Figure 2. Effect of power selling price on the return on investment
In a second variant, there are three identical and parallel trains containing the slurry feed tank and pumps, gasifier, high temperature heat recovery unit and dry/wet particulate removal systems. This places the capital cost at $812.6 million, but has benefits in availability.
Figure 3. The optimized plant consumes 3 per cent more petcoke fuel than the earlier version, and exports 17 per cent more electric power while producing the same amount of hydrogen and steam
With capital costs assessed, the group used downtime and availability data from Wabash during the final year of its demonstration, March 1998 to February 1999, to estimate the availability of the greenfield IGCC designs and their variants.
Using this data and variations in the price of financing and gas (all the designs would be likely to need backup firing using natural gas between ten and 40 per cent of the time) and the selling price for steam, hydrogen, fuel gas and power for the four variants. The economic analysis showed that for situations where export power can be sold at an attractive price the spare gasification variant has the highest return on investment although it has the highest costs. It is also the most attractive option when outages in the steam and hydrogen supply incur large penalties. The minimum cost case may be the most attractive where power prices are low and long outages can be tolerated, and it also may be an attractive option where a refinery may expand, as it can then be upgraded to the base or spare train case.

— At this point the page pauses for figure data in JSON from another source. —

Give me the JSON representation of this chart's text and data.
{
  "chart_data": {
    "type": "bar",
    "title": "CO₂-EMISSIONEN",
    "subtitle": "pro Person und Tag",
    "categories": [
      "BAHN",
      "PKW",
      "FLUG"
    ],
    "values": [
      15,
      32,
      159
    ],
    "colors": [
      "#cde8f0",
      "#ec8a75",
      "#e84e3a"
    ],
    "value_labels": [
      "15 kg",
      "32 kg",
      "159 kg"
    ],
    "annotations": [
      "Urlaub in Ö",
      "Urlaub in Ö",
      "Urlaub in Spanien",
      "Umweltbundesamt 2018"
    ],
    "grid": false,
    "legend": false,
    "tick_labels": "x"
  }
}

Gary Steigel says that efforts to optimize gasification plants have been very successful. “People have been very excited about work on optimizing the design, bringing down costs and raising the efficiency,” he says, and he points out that: “There is a reduction in costs, and there has also been a reduction in the whole ‘engineer, procure and construct’ schedule. That has a positive effect on financing costs too.”
Continued work is likely to show that gasification can be attractive of pure economic as well as environmental, grounds.